Deepwater Horizon Directed by Peter Berg
Courtesy of Elevation Pictures
Before its highly publicized explosion, the BP-leased oil-drilling rig Deepwater Horizon was heralded as the leading exemplar of rig safety — enough, in fact, for it to be left off of inspector watch lists. When it blew in April 2010, the explosion killed 11 onboard and injured 17 others, on top of causing the biggest oil spill in history. Six years on from the incident, Peter Berg puts BP square in the crosshairs with Deepwater Horizon, dramatizing the greed and power of the oil and gas industry and telling the stories of those involved with a believable cast.
Coming together to work with Berg again following Lone Survivor, Mark Wahlberg stars as Transocean engineer Mike Williams, who leaves his wife (Kate Hudson) and daughter behind to work on the rig. When Williams' unflappable manager Mr.

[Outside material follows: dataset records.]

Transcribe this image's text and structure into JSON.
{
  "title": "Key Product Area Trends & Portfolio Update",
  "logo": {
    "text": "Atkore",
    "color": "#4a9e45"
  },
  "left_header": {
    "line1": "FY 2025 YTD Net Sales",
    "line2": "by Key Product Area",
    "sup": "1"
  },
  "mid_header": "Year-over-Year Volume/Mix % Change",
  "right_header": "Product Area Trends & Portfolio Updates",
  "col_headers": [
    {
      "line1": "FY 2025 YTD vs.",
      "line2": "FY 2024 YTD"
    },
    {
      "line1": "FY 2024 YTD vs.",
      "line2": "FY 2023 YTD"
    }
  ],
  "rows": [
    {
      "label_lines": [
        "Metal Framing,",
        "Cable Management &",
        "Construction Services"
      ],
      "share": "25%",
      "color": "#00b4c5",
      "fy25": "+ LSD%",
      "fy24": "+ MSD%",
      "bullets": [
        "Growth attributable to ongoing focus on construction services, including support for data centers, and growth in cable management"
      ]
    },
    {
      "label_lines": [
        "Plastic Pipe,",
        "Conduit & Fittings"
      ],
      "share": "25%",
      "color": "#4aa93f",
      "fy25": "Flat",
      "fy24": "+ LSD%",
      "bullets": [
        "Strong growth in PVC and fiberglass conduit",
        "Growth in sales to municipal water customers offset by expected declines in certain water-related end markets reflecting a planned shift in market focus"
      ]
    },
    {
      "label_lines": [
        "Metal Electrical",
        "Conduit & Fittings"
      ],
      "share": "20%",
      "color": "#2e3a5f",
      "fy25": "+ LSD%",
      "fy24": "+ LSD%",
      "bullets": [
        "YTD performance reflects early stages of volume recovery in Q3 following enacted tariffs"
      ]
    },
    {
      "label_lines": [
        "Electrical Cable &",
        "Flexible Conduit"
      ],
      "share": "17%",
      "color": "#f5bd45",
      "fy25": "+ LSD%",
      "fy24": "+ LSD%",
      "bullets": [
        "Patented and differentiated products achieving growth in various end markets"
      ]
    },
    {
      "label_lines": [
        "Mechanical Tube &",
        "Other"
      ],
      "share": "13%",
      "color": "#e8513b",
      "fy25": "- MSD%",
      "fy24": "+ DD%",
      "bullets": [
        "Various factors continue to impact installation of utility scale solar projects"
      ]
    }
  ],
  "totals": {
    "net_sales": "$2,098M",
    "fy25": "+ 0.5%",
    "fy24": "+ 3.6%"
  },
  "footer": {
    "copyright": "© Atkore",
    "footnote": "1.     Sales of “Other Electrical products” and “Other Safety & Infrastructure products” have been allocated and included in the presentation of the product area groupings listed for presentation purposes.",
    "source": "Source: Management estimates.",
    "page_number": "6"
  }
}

Jimmy (Kurt Russell) and fellow Transocean employees are visited by the icy Donald Virdine (John Malkovich) and his crew of BP executives, they're put on edge by Virdine's blatant disregard for failing machinery and incomplete safety checks in the name of turning a profit.

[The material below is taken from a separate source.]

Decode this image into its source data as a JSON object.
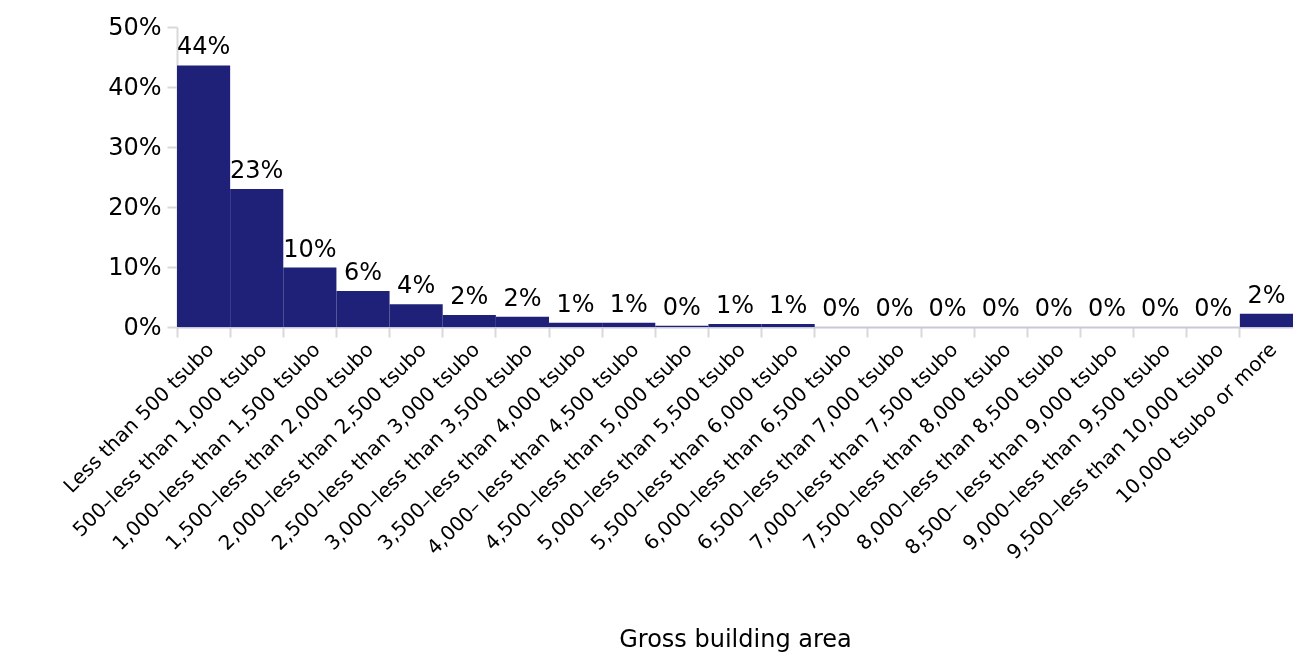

Berg hasn't left much room to dumb down the technical dialogue between his characters, largely allowing snippets of ominous deep-sea drilling shots and failing CGI machinery to create a sense of tension instead of speech. As lacking as that can be at points in the early going, it isn't essential that the viewer has a firm grasp on mechanics or the industry at hand to feel it.
The torturous escape from the flaming rig dominates the back half of the film, pitting the can-do attitude and selflessness of Wahlberg's character against shots of flaming wreckage, explosions and further mental and physical barriers other characters face. These elements could have easily pushed the film into over-the-top action territory, but they thankfully don't.
In continuing to push any unnecessary subplots out of view, the film closes with the shock upon the return of Wahlberg and company rather than a teary, emotional homecoming. That only helps Deepwater Horizon fix its gaze where it should: on the corporate bodies that were able to clean their hands of this mess far too easily.